溫斂故並不知道不遠處幾人心中油然而生的敬意,他對著江月蝶微微頷首。
“好,我會一直去看你的。”
話雖如此,他的眉頭卻一直蹙起。
江月蝶挑起眉梢:“怎麼,你還後悔了?不打算逢年過節去看看我了?”
溫斂故不答,兀自攔住了她的腰,徑直向聞府飛去。
冷風撲面而來,江月蝶好懸沒一口氣嗆住,顧不得甚麼害羞,趕緊將頭埋在了溫斂故的懷中。
雖然溫斂故的身上也冷冰冰的,但是起碼擋風啊。
溫熱的軀體主動縮在了他的懷中。
脆弱又柔軟,讓人不知道該往哪裡去藏,才能為她將那些風雨全部抵擋,讓她再也不受到任何的傷害。
溫斂故認真的思考了起來。
或許可以把她拆開,吞吃入腹,兩人的骨血徹底交融,從此之後在不分離。
……不,那樣的話,她又會死。
死亡。
溫斂故喉結動了動,忽然覺得身上的妖力似乎有些不受控制的外洩。
在賞荷小築的院中,剛剛落地的江月蝶頭還有些暈,就聽耳畔傳來了一道嗓音。
“你說得對,我後悔了。
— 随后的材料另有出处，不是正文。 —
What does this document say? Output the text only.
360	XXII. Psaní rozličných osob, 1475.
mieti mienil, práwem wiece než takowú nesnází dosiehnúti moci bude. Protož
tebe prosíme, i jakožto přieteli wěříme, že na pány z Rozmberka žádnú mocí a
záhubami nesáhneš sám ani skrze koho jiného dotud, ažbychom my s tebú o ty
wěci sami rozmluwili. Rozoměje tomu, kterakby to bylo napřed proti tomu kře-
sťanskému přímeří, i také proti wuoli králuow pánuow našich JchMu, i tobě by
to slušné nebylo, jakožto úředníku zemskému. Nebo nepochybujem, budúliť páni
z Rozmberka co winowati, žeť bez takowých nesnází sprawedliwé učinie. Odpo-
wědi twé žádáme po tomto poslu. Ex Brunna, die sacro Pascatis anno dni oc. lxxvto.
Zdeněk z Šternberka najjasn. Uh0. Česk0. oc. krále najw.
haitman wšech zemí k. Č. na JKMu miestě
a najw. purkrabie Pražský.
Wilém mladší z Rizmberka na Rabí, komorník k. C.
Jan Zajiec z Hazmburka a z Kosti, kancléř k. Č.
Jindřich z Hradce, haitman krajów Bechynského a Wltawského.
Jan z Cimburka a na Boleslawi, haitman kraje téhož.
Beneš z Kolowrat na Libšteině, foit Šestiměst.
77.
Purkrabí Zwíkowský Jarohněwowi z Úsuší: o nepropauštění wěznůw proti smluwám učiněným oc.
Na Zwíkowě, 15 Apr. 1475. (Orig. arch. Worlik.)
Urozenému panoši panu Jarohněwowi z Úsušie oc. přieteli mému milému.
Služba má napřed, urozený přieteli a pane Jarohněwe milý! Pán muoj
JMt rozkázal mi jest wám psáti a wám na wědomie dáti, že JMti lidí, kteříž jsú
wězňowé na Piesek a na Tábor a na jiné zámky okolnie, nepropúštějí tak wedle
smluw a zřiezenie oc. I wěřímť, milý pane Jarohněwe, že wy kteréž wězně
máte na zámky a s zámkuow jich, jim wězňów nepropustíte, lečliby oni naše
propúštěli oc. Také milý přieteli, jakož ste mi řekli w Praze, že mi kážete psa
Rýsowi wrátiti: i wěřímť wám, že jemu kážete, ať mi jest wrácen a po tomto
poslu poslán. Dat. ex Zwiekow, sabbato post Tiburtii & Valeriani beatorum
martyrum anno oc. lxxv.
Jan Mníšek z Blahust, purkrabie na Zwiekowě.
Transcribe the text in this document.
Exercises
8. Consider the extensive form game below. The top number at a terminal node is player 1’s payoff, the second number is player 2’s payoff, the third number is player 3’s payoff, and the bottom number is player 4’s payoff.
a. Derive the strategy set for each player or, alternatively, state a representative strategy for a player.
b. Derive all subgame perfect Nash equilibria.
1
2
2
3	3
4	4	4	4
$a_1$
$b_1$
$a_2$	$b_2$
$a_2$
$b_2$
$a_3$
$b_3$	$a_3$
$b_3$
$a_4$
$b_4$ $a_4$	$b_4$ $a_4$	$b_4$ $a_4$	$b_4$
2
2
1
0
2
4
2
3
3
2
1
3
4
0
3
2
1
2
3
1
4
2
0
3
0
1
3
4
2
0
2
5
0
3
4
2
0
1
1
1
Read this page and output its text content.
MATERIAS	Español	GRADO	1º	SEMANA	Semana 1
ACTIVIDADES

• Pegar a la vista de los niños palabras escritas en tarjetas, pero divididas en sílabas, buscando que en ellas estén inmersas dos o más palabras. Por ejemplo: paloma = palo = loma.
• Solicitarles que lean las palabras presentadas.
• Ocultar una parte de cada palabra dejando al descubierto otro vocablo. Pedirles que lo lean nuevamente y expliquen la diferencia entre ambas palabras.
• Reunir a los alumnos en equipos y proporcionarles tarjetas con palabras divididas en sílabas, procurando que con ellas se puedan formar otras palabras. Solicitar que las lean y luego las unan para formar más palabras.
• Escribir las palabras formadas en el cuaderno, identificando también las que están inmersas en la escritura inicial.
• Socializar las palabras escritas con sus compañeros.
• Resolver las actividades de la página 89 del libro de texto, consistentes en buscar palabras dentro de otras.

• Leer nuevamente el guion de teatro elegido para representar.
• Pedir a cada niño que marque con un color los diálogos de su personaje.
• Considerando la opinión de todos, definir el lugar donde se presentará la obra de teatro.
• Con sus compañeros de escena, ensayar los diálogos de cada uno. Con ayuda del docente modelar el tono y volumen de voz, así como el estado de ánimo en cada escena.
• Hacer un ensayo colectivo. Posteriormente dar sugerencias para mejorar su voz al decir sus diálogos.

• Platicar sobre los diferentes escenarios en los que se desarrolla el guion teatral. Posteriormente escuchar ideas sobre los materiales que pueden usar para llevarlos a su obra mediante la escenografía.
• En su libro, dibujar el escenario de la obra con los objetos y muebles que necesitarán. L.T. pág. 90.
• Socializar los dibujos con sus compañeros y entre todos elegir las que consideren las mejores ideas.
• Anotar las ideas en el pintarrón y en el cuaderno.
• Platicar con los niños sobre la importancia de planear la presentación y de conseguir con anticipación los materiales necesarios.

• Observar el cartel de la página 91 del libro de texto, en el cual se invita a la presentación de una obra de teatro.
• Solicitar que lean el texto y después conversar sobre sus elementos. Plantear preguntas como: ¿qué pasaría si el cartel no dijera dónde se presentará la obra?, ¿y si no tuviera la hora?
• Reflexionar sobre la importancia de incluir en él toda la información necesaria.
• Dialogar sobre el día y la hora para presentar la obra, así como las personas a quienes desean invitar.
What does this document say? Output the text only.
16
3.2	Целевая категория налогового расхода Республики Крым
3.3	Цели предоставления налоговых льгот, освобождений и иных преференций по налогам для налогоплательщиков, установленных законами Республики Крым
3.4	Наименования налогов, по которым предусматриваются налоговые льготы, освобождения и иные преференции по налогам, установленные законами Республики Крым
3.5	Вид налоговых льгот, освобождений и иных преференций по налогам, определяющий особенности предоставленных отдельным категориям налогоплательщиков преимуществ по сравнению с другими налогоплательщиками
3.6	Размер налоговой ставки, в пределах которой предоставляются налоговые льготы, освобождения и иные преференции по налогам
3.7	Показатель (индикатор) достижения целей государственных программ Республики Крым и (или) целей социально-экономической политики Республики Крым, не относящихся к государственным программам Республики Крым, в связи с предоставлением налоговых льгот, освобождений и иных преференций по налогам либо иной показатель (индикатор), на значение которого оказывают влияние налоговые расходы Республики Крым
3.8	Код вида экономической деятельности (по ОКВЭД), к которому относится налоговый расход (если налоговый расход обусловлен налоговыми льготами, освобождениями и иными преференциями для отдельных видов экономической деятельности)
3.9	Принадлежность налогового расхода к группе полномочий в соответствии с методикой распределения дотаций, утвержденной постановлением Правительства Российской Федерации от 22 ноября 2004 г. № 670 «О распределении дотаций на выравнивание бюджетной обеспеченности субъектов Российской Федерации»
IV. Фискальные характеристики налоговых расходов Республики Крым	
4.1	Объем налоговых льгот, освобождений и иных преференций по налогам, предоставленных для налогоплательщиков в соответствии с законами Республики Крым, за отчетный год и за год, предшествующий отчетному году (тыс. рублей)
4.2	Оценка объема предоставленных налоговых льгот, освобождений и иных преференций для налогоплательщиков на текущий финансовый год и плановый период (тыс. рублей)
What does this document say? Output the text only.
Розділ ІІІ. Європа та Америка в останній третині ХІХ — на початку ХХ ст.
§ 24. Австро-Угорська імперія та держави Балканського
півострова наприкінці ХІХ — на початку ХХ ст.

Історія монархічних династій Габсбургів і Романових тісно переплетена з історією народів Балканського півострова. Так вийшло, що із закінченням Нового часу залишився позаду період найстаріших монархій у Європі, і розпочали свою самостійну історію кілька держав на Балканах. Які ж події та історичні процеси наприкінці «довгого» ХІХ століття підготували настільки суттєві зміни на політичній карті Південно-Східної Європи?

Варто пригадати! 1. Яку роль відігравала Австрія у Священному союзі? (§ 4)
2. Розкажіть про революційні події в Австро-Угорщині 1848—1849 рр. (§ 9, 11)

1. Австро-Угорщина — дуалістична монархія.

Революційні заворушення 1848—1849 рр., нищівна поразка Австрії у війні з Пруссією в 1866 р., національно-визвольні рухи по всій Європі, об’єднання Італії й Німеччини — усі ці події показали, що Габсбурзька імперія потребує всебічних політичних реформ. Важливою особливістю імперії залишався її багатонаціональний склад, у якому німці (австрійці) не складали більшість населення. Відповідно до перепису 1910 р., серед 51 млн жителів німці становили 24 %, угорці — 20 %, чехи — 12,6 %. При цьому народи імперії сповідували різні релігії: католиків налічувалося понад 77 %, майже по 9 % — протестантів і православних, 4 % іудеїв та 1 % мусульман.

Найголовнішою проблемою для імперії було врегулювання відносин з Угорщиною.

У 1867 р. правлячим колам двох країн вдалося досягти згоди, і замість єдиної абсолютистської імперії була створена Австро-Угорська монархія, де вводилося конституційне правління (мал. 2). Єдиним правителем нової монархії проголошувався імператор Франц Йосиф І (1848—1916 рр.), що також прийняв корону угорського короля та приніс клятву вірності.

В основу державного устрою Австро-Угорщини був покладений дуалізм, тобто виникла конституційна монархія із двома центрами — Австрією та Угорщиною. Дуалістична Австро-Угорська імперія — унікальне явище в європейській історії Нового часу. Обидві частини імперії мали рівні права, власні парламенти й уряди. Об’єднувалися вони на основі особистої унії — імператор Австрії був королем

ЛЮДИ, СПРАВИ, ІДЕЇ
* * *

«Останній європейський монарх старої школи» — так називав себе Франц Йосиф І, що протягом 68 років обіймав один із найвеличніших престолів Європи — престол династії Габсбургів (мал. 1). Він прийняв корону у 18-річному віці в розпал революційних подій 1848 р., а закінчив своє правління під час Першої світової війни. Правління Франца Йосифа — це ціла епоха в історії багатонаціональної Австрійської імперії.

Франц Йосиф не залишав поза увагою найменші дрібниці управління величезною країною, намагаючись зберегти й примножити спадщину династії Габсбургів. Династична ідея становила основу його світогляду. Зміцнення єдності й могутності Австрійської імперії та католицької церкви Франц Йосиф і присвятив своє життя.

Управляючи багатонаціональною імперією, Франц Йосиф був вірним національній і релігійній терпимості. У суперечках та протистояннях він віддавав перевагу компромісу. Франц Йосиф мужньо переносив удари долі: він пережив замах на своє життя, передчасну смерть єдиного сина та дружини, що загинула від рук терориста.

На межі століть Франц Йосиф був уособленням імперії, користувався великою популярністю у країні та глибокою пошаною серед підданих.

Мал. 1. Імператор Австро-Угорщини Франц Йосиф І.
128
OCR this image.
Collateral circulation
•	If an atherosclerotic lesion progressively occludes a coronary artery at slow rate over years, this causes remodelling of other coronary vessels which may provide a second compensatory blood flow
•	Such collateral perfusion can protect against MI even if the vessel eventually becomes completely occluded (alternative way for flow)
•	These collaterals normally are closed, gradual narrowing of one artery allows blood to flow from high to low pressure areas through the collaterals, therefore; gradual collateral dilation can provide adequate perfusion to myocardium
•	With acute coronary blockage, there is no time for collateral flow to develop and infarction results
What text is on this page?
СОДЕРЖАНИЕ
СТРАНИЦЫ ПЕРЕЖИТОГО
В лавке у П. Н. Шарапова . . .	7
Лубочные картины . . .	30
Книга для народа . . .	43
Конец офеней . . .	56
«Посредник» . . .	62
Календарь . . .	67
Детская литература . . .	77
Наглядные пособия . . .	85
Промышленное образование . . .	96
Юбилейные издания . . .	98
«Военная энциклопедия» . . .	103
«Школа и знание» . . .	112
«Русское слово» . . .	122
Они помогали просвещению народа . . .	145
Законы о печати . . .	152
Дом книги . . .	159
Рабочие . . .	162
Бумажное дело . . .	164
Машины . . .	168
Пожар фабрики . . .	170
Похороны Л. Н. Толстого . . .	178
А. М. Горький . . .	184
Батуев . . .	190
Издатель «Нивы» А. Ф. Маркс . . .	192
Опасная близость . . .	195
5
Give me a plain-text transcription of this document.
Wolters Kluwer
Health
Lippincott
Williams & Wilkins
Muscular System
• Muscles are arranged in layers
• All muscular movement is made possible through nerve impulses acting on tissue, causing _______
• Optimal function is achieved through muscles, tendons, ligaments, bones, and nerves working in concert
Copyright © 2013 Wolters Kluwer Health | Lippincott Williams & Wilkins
”
清冽如碎玉擊泉,在初冬時,更是透著幾分荒蕪寂寥的寒涼。
溫斂故立在江月蝶身邊,眉頭舒展,像是終於想明白了甚麼。
伸出手將她臉側的碎髮別至耳後,白衣公子放緩了語氣,溫柔地像是一場好夢:“我剛才想了又想,在我死之前,你還是不要死了。”
江月蝶先是一愣,隨後哭笑不得:“生老病死是世間常態,這又不是我們能控制的。”
溫斂故彎起眉眼,沒有反駁,任由她牽著自己的手回到了小樓內。
[令天地翻覆,乾坤顛倒,為萬物所不能為,行世間所不敢行。]
他知道該對九瓏月許下甚麼願望了。